Code for this post can be found here

Introduction

Suppose we want to implement a biometric system in which, given a picture of a person's face taken by a camera, a software determines whether this person belongs to a predefined group of people who are allowed to perform a certain action -- this could be giving someone access to a building, or allowing them to start up a car or unlock a smartphone -- and takes a decision accordingly. One of the possible approaches to the system's design is to have a list of images of authorized users' faces and, when confronted with a new person, to analyze whether the image of their face matches with that of one of these users. This problem is known as face verification, and it's an open question that is the subject of a lot of current research in computer vision.

The diversity of situations described indicate that such a software, in order to have satisfactory performance, should be robust to most variations found in real-world images: different lighting conditions, rotation, misalignment etc.

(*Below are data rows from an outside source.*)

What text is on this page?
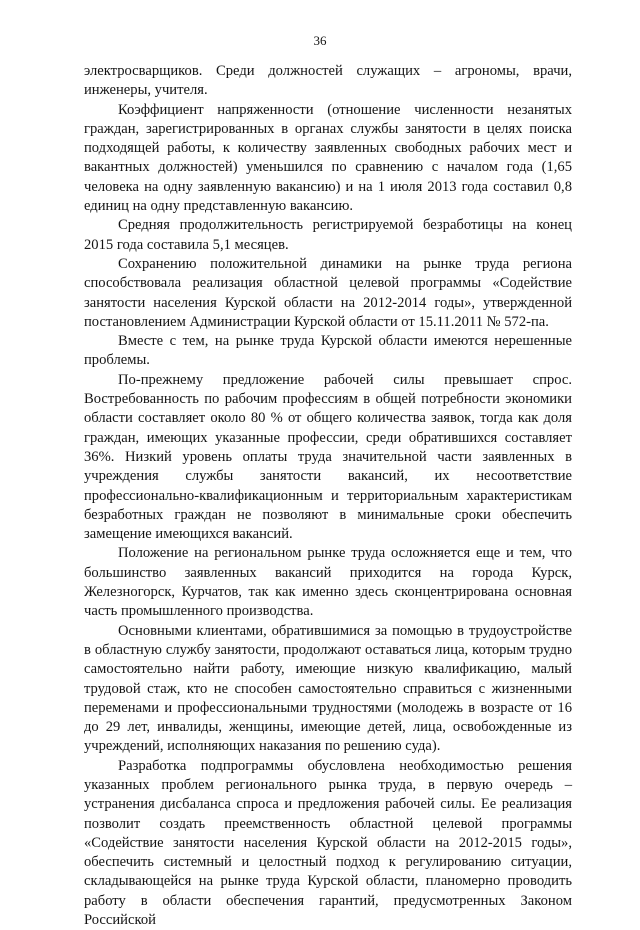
36

электросварщиков. Среди должностей служащих – агрономы, врачи, инженеры, учителя.

Коэффициент напряженности (отношение численности незанятых граждан, зарегистрированных в органах службы занятости в целях поиска подходящей работы, к количеству заявленных свободных рабочих мест и вакантных должностей) уменьшился по сравнению с началом года (1,65 человека на одну заявленную вакансию) и на 1 июля 2013 года составил 0,8 единиц на одну представленную вакансию.

Средняя продолжительность регистрируемой безработицы на конец 2015 года составила 5,1 месяцев.

Сохранению положительной динамики на рынке труда региона способствовала реализация областной целевой программы «Содействие занятости населения Курской области на 2012-2014 годы», утвержденной постановлением Администрации Курской области от 15.11.2011 № 572-па.

Вместе с тем, на рынке труда Курской области имеются нерешенные проблемы.

По-прежнему предложение рабочей силы превышает спрос. Востребованность по рабочим профессиям в общей потребности экономики области составляет около 80 % от общего количества заявок, тогда как доля граждан, имеющих указанные профессии, среди обратившихся составляет 36%. Низкий уровень оплаты труда значительной части заявленных в учреждения службы занятости вакансий, их несоответствие профессионально-квалификационным и территориальным характеристикам безработных граждан не позволяют в минимальные сроки обеспечить замещение имеющихся вакансий.

Положение на региональном рынке труда осложняется еще и тем, что большинство заявленных вакансий приходится на города Курск, Железногорск, Курчатов, так как именно здесь сконцентрирована основная часть промышленного производства.

Основными клиентами, обратившимися за помощью в трудоустройстве в областную службу занятости, продолжают оставаться лица, которым трудно самостоятельно найти работу, имеющие низкую квалификацию, малый трудовой стаж, кто не способен самостоятельно справиться с жизненными переменами и профессиональными трудностями (молодежь в возрасте от 16 до 29 лет, инвалиды, женщины, имеющие детей, лица, освобожденные из учреждений, исполняющих наказания по решению суда).

Разработка подпрограммы обусловлена необходимостью решения указанных проблем регионального рынка труда, в первую очередь – устранения дисбаланса спроса и предложения рабочей силы. Ее реализация позволит создать преемственность областной целевой программы «Содействие занятости населения Курской области на 2012-2015 годы», обеспечить системный и целостный подход к регулированию ситуации, складывающейся на рынке труда Курской области, планомерно проводить работу в области обеспечения гарантий, предусмотренных Законом Российской
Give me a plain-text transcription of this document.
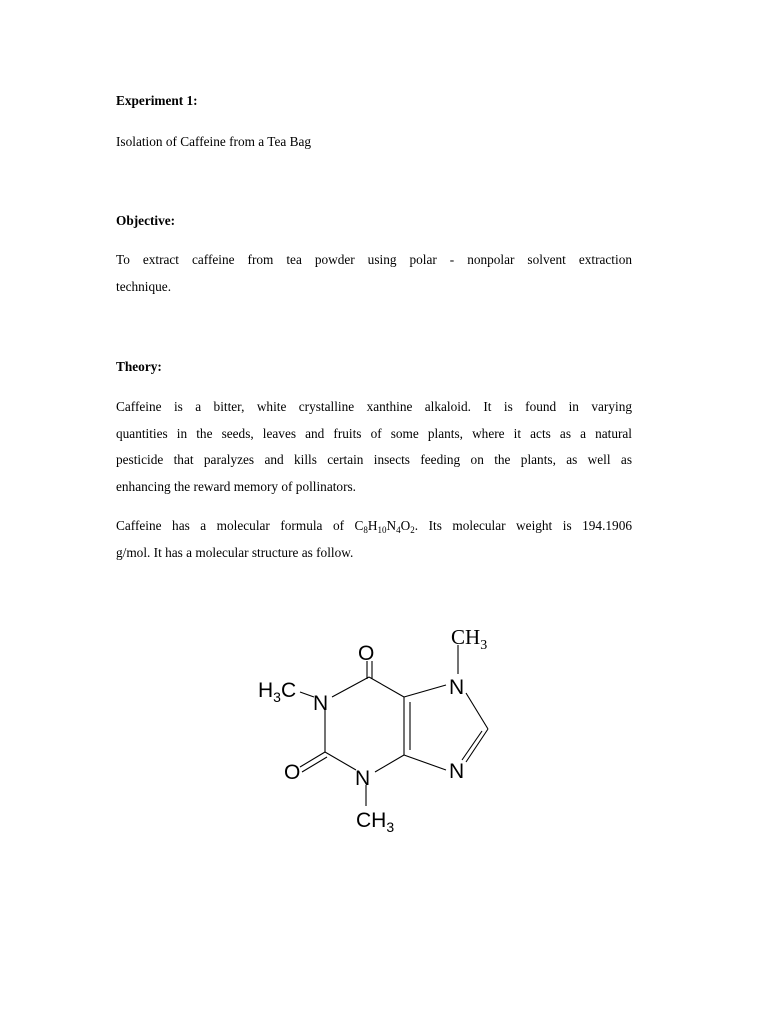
Experiment 1:
Isolation of Caffeine from a Tea Bag
Objective:
To extract caffeine from tea powder using polar - nonpolar solvent extraction
technique.
Theory:
Caffeine is a bitter, white crystalline xanthine alkaloid. It is found in varying
quantities in the seeds, leaves and fruits of some plants, where it acts as a natural
pesticide that paralyzes and kills certain insects feeding on the plants, as well as
enhancing the reward memory of pollinators.
Caffeine has a molecular formula of $C_8H_{10}N_4O_2$. Its molecular weight is 194.1906
g/mol. It has a molecular structure as follow.
O
O
N
N
N
N
$H_3C$
$CH_3$
$CH_3$
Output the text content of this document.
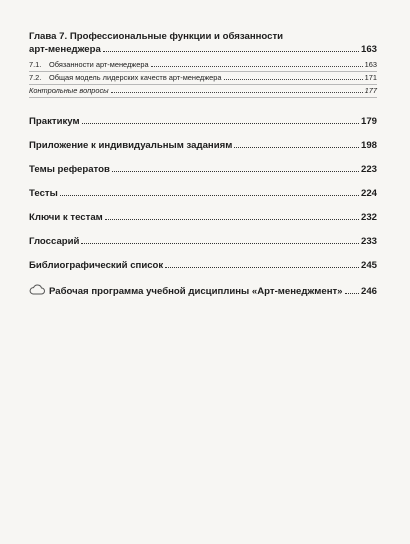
Глава 7. Профессиональные функции и обязанности
арт-менеджера	163
7.1.	Обязанности арт-менеджера	163
7.2.	Общая модель лидерских качеств арт-менеджера	171
Контрольные вопросы	177
Практикум	179
Приложение к индивидуальным заданиям	198
Темы рефератов	223
Тесты	224
Ключи к тестам	232
Глоссарий	233
Библиографический список	245
Рабочая программа учебной дисциплины «Арт-менеджмент» 246
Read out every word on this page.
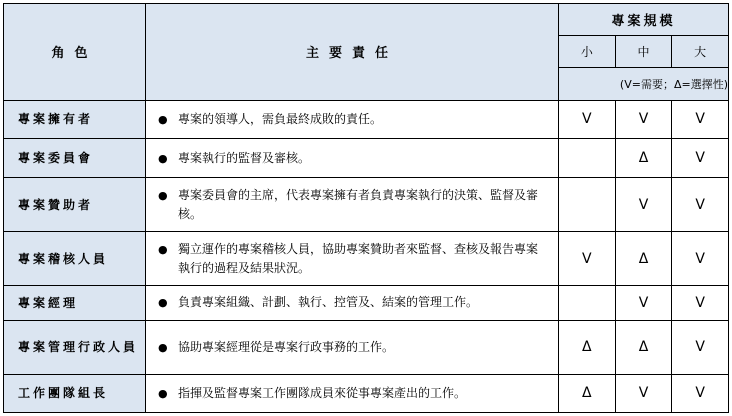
角色	主要責任	專案規模		
		小	中	大
		(V=需要；Δ=選擇性)		
專案擁有者	● 專案的領導人，需負最終成敗的責任。	V	V	V
專案委員會	● 專案執行的監督及審核。		Δ	V
專案贊助者	● 專案委員會的主席，代表專案擁有者負責專案執行的決策、監督及審核。		V	V
專案稽核人員	● 獨立運作的專案稽核人員，協助專案贊助者來監督、查核及報告專案執行的過程及結果狀況。	V	Δ	V
專案經理	● 負責專案組織、計劃、執行、控管及、結案的管理工作。		V	V
專案管理行政人員	● 協助專案經理從是專案行政事務的工作。	Δ	Δ	V
工作團隊組長	● 指揮及監督專案工作團隊成員來從事專案產出的工作。	Δ	V	V
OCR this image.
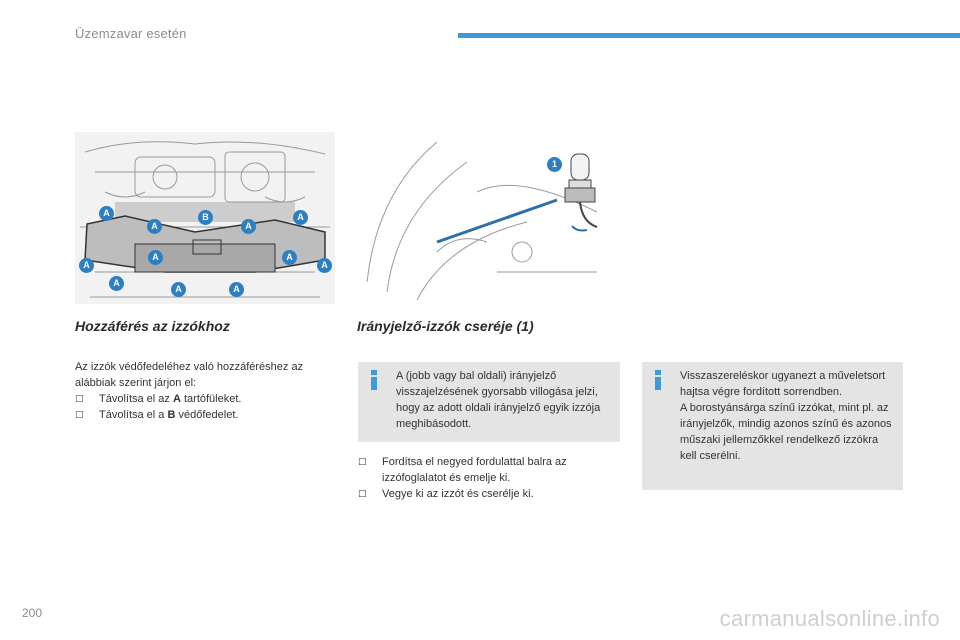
Üzemzavar esetén
A
A
A
B
A
A
A
A	A
A
A	A
1
Hozzáférés az izzókhoz	Irányjelző-izzók cseréje (1)
Az izzók védőfedeléhez való hozzáféréshez az alábbiak szerint járjon el:
□	Távolítsa el az A tartófüleket.
□	Távolítsa el a B védőfedelet.
A (jobb vagy bal oldali) irányjelző visszajelzésének gyorsabb villogása jelzi, hogy az adott oldali irányjelző egyik izzója meghibásodott.
□	Fordítsa el negyed fordulattal balra az izzófoglalatot és emelje ki.
□	Vegye ki az izzót és cserélje ki.
Visszaszereléskor ugyanezt a műveletsort hajtsa végre fordított sorrendben.
A borostyánsárga színű izzókat, mint pl. az irányjelzők, mindig azonos színű és azonos műszaki jellemzőkkel rendelkező izzókra kell cserélni.
200	carmanualsonline.info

If, on top of that, we also want to be able to easily add people to the authorized users group, it would be advantageous if our system was able to take the decision described earlier based on sparse data, that is, a small number of example pictures per user in the authorized users group. That way, the process of adding users to the group would be only a matter of taking one or two pictures of their face, which would be then added to the database.

Face Verification

Face verification can be thought of as a classification problem: given a face image space \(E\), we are trying to determine a function \(f:E\times E \rightarrow \{0, 1\}\) that associates the pair \((x_1, x_2)\) to \(0\) if it is a genuine pair (i.e. if they represent the same person) and to \(1\) if it is an impostor pair (i.e. if they represent images of different people).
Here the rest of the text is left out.